Saving for Taxes in Your First Job

A guide to tax planning so you can enjoy your first payday.

Few experiences are as memorable as your first job: Your first taste of freedom. Your first real-world responsibility. And, of course, your first paycheck. But that first paycheck also comes with questions that aren’t simple to answer. Questions like, how much do I pay in taxes?

The tax question is especially hard for contractors, and these days, more and more people are taking on flexible freelance work. That can make understanding taxes, and figuring out how to do taxes, more complicated.

But don’t worry. Navigating your first tax season doesn’t have to be stressful. What to wear on your first day? That’s up to you.

What kind of worker are you?

A hard worker, no doubt. But when it comes to taxes, you’ll need to know whether you’re an employee or independent contractor.

The IRS defines an employee as someone whose work is controlled by the employer,1 determining when, where and how you do your job.
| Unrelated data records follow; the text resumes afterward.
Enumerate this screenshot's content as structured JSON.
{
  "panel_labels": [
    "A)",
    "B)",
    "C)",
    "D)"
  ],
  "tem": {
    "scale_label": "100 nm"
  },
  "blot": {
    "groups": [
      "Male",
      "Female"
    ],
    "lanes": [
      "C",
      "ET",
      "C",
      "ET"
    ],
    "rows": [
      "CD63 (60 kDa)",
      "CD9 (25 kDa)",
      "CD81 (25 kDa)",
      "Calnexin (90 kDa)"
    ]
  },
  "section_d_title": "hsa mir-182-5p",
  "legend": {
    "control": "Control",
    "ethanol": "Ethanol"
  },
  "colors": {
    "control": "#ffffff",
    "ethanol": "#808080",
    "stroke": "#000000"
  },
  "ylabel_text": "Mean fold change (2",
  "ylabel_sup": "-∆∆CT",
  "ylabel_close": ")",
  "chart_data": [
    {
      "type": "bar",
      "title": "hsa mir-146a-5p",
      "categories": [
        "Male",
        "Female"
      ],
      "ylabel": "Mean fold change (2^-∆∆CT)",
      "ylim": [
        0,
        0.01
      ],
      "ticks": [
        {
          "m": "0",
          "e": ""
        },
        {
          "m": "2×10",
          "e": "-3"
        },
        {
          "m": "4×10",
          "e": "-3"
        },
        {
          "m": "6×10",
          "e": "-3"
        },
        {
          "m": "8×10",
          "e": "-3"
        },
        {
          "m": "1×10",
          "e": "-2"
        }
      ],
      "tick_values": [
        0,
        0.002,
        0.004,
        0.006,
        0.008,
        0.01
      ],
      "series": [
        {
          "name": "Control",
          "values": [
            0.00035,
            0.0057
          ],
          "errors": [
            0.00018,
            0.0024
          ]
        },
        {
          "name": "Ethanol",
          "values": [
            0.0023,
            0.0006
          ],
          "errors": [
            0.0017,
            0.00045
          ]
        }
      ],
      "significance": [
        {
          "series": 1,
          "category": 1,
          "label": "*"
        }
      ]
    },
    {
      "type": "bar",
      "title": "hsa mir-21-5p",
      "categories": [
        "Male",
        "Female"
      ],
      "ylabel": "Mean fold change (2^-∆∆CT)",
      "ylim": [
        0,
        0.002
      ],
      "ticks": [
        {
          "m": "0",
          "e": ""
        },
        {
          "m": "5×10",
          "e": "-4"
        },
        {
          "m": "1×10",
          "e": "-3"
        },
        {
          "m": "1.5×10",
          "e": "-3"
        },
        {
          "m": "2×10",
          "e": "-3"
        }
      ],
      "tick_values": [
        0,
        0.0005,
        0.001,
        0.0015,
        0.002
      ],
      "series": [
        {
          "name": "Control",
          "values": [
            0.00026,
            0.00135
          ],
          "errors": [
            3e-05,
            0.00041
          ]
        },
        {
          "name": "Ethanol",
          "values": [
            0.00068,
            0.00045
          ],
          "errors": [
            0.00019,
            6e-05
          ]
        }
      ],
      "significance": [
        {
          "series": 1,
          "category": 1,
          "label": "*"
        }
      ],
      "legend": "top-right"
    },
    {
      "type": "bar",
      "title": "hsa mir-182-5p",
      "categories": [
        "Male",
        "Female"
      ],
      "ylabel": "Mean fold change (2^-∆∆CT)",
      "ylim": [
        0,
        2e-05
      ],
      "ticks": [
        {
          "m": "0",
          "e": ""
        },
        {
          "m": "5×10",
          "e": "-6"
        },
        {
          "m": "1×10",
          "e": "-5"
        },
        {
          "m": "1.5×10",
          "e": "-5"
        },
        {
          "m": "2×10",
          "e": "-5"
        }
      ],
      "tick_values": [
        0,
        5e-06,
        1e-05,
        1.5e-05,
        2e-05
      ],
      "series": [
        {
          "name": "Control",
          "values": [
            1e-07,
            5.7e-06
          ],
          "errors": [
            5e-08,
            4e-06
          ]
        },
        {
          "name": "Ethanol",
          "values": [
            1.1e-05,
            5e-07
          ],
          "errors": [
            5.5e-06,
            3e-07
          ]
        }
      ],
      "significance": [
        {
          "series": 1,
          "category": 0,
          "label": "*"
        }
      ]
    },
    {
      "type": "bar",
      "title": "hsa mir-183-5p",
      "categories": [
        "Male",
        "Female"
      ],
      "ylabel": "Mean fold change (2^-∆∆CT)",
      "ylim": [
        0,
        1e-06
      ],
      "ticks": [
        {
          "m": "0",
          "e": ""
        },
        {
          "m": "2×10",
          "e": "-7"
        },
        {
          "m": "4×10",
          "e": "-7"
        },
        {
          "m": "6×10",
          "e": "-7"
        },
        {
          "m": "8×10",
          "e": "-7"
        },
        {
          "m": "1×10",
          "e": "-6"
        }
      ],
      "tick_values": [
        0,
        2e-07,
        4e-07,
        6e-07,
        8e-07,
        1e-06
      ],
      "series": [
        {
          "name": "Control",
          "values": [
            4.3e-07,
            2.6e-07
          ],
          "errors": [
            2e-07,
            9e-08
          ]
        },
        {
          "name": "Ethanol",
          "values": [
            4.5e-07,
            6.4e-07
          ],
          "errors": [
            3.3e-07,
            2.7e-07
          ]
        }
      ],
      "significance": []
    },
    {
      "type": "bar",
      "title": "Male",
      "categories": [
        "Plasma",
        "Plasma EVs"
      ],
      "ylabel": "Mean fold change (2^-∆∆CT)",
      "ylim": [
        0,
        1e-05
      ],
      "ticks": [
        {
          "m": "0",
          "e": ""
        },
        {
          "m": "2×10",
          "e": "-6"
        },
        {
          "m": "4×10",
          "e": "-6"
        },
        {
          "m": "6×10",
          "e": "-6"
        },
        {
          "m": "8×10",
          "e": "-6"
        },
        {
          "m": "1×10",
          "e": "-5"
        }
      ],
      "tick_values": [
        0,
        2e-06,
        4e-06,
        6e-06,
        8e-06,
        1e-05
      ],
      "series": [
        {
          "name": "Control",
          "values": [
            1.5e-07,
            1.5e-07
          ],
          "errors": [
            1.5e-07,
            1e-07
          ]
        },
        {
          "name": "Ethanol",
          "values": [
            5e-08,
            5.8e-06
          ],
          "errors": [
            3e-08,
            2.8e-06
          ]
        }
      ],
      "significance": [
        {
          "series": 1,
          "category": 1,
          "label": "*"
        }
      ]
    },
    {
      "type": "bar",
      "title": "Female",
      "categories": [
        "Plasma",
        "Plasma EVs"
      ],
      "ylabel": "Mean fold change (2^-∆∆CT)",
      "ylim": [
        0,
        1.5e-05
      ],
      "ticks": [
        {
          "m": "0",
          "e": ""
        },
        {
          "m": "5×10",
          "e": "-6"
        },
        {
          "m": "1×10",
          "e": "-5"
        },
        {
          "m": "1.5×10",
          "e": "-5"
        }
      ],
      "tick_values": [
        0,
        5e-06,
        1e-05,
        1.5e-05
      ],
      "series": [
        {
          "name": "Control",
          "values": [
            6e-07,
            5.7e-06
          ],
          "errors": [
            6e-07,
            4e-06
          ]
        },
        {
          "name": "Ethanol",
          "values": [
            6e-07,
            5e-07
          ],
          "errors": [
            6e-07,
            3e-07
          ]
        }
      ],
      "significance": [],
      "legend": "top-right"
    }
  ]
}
The company also provides you with most of the tools you need to do your work. This describes most American jobs, including most part-time ones.

In these jobs, the employer typically withholds money from every paycheck to be sent to the IRS. That leaves the employee with less to worry about come tax season.

But many workers are classified as independent contractors, including freelance writers, most laborers and other workers from across the economic landscape. As a contractor, you have more control over when and how you work. But you also have to set your own schedule, find your own health insurance and buy many of your own supplies. Perhaps most important, you have to set aside money to pay your income taxes.

What if I'm a W-2 employee?

However your paychecks come, it’s important to have a plan for what to do with the money. If you’re a traditional employee, you probably don’t need to set aside much money for taxes. Your employer will do that for you, and every pay stub should show you exactly how much money you paid to the IRS. At the end of the year, you’ll receive a W-2 showing what you’ve earned and what you’ve paid the government.

Regardless, you may want to consider opening a savings account for financial emergencies or long-term goals, like buying a new car or paying down student loans. If you use direct deposit, you might also ask your employers if they can deposit part of your paycheck to your checking account and part to your savings account. That way you don’t have to manually transfer money to your account every month—it just happens. At some banks, you can also choose specific settings to help fund your savings account, like an automatic $50 transfer every week.

What if I’m a contractor?

For independent contractors, a savings account can be even more crucial. With no taxes being withheld from your paycheck, it’s your job to save some of your income to pay income taxes. Rather than a W-2, contractors receive a 1099 form, which simply summarizes how much income they received. It’s the 1099 worker’s responsibility to determine what they owe in taxes and when.

Something else to keep in mind is that for many contractors, tax season comes 4 times a year. The IRS expects you to pay prospective taxes throughout the year. To avoid penalties, it can be a good strategy to save as you go and pay an amount every quarter. Thankfully the IRS’s estimated tax guide can help answer these questions, as can a tax adviser.

How to save on taxes

Paying taxes isn’t the best part of your first job, but there are plenty of ways to save on your first tax bill.

For W-2 employees, those benefits often come directly from the employer, including retirement plans and health savings plans that are funded with pre-tax income. Other deductions are up to you to find and take, like deducting the amount of interest you pay on student loans.2 They all help reduce how much tax you owe.

For 1099 workers, there are even more opportunities to save. Business expenses like mileage, office supplies, even your cell phone or internet bill may be deductible, lowering the amount of income that you’ll have to pay taxes on. Consider consulting an accountant or the IRS website to determine whether an expense is deductible.3

What if I get a tax refund?

If you plan well and pay your taxes regularly—either through your employer or directly as a contractor— you might just find that you paid more than your share. In that case, you’ll get a tax refund. If so, try to reward yourself, perhaps with a fun night out among good friends. But also consider planting some of that refund in your savings account. Along with tax planning and investing, a simple savings strategy can help lay the foundation for financial peace of mind.

Like your first date, your first solo drive or your first night in a college dorm, your first paycheck is a thrill. And with a little planning, you can make sure that thrill isn’t muted by tax-induced stress.